Im konkreten Fall hatte Kunde B bei der Rhein Reisen GmbH eine Reise für sich und seine Frau gebucht. Doch der Reiseveranstalter hatte anscheinend nie die Absicht, diese Reise durchzuführen: Die dafür eingenommenen Gelder verwendete er von vornherein für andere Zwecke. Eine Insolvenzversicherung hatte das Reiseunternehmen aber abgeschlossen und Herrn B zwei Sicherungsscheine ausgestellt.

Als die Reise aufgrund der Zahlungsunfähigkeit von Rhein Reisen ausfiel, wandte sich der betrogene Kunde B an die HanseMerkur Reiseversicherung AG, den Versicherer des Pauschalreiseunternehmens. Der Versicherer weigerte sich, den Reisepreis zu erstatten: Die EU-Richtlinie solle die Verbraucher ja wohl nicht vor betrügerischen Machenschaften schützen.
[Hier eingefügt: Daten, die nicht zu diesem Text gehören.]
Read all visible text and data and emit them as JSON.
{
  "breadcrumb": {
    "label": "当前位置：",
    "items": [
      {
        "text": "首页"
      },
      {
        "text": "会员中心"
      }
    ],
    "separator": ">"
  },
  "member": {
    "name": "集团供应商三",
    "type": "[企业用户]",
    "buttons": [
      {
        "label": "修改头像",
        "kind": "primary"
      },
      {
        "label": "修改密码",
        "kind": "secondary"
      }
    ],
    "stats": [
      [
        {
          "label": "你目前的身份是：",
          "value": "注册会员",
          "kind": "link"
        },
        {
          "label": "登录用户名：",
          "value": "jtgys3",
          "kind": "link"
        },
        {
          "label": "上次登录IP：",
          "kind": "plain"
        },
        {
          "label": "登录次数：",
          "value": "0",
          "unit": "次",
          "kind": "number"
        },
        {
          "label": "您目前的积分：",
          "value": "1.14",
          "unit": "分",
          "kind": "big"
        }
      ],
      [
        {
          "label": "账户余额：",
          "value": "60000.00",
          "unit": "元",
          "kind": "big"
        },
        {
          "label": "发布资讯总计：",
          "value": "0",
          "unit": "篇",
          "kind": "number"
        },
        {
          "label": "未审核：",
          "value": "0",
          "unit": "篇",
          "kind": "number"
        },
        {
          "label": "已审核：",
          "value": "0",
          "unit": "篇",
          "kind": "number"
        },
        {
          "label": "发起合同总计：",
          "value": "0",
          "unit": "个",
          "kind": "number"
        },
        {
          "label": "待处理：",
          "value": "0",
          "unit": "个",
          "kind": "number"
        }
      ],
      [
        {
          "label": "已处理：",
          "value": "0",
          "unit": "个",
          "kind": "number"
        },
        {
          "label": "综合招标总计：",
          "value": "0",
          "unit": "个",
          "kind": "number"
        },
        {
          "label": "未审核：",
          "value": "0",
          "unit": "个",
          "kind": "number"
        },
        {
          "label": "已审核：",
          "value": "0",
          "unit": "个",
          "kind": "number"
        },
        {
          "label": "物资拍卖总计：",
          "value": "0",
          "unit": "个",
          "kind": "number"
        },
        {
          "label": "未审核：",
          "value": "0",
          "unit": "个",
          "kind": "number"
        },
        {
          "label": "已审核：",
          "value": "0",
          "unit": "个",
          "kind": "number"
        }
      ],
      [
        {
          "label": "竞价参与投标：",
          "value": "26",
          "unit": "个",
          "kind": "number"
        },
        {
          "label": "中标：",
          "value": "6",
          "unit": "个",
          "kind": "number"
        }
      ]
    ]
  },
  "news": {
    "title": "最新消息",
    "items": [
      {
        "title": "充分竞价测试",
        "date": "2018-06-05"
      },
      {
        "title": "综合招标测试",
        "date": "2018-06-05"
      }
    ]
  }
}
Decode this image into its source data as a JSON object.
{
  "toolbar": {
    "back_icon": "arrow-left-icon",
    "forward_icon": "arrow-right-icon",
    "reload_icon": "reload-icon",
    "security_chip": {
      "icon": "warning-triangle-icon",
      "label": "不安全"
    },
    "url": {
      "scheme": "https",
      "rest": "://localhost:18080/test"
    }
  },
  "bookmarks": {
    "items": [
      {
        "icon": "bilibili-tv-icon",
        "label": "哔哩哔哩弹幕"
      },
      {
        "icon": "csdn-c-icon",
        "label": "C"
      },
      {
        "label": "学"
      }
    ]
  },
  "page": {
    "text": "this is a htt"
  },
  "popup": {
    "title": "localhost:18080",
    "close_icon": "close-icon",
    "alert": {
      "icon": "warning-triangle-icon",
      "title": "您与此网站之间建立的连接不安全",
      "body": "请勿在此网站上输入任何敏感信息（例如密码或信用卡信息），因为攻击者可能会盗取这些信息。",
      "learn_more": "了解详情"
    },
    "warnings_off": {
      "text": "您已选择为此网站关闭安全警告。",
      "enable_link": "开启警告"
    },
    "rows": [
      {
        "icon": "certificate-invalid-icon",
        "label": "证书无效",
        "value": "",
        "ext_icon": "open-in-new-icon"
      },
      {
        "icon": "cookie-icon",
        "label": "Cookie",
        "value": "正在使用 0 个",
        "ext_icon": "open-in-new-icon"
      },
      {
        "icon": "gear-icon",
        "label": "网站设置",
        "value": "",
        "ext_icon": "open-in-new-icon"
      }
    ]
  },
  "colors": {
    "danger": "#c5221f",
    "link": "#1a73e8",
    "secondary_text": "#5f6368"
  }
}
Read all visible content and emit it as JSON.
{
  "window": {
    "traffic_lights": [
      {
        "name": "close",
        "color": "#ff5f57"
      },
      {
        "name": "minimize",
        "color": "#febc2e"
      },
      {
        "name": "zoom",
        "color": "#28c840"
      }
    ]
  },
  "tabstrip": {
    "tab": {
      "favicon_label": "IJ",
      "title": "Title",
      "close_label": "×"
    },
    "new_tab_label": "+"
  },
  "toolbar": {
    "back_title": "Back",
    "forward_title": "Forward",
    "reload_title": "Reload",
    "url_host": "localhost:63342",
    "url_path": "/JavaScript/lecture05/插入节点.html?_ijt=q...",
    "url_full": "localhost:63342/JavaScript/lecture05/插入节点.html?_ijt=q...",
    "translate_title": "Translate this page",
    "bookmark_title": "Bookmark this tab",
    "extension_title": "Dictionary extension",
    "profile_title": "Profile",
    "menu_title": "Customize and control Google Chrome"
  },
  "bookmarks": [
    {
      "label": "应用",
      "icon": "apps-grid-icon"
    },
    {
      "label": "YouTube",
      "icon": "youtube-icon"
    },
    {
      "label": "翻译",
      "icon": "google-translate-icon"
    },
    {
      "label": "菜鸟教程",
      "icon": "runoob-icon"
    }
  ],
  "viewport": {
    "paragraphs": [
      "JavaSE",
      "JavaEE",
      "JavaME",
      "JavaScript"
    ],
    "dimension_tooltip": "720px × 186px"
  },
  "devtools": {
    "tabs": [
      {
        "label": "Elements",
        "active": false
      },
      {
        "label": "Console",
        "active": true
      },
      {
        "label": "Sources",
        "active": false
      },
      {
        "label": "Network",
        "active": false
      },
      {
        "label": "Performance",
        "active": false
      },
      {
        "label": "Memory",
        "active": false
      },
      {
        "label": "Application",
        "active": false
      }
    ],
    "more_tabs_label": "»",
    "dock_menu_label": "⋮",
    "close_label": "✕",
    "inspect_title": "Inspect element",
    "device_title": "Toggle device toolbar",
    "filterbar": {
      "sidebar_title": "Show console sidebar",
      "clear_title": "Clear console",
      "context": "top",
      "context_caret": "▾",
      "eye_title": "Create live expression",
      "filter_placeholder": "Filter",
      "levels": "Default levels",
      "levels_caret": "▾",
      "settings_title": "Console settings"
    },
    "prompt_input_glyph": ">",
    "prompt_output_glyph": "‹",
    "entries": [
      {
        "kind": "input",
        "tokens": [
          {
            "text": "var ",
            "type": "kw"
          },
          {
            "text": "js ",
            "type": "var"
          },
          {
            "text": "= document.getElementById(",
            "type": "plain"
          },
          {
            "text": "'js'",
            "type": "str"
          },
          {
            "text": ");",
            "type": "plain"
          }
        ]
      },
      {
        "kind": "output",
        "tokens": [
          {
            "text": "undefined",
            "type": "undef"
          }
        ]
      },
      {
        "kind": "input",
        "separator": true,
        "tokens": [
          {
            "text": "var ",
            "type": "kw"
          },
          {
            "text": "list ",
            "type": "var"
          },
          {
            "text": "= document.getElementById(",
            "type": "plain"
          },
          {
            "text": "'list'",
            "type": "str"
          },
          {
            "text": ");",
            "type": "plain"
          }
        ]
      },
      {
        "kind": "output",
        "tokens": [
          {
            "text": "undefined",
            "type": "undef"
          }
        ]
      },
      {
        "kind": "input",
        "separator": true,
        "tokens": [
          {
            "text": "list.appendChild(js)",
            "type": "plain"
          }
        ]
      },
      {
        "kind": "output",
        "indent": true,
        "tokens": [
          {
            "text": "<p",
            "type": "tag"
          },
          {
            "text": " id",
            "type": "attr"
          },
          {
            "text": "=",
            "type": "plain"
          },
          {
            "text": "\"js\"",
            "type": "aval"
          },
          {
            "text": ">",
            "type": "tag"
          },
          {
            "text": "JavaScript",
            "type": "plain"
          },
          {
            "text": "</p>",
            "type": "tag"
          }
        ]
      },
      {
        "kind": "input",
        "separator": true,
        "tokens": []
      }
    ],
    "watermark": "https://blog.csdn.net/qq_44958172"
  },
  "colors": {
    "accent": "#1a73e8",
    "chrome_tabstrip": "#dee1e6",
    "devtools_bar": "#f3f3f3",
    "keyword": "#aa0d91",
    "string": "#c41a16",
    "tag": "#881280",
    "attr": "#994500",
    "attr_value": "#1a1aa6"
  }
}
Das Landgericht Hamburg, das über B's Klage gegen HanseMerkur zu entscheiden hatte, legte das Problem dem Europäischen Gerichtshof vor. Der bejahte den Anspruch des Kunden auf Versicherungsleistungen (C-134/11). Die Pauschalreiserichtlinie (90/314/EWG) solle die Reisenden gegen die Folgen der Insolvenz von Reiseunternehmen schützen, so der EuGH, und zwar unabhängig von deren Ursache. Dieser Schutz gelte also auch dann, wenn der Reiseveranstalter durch betrügerische Machenschaften zahlungsunfähig geworden sei.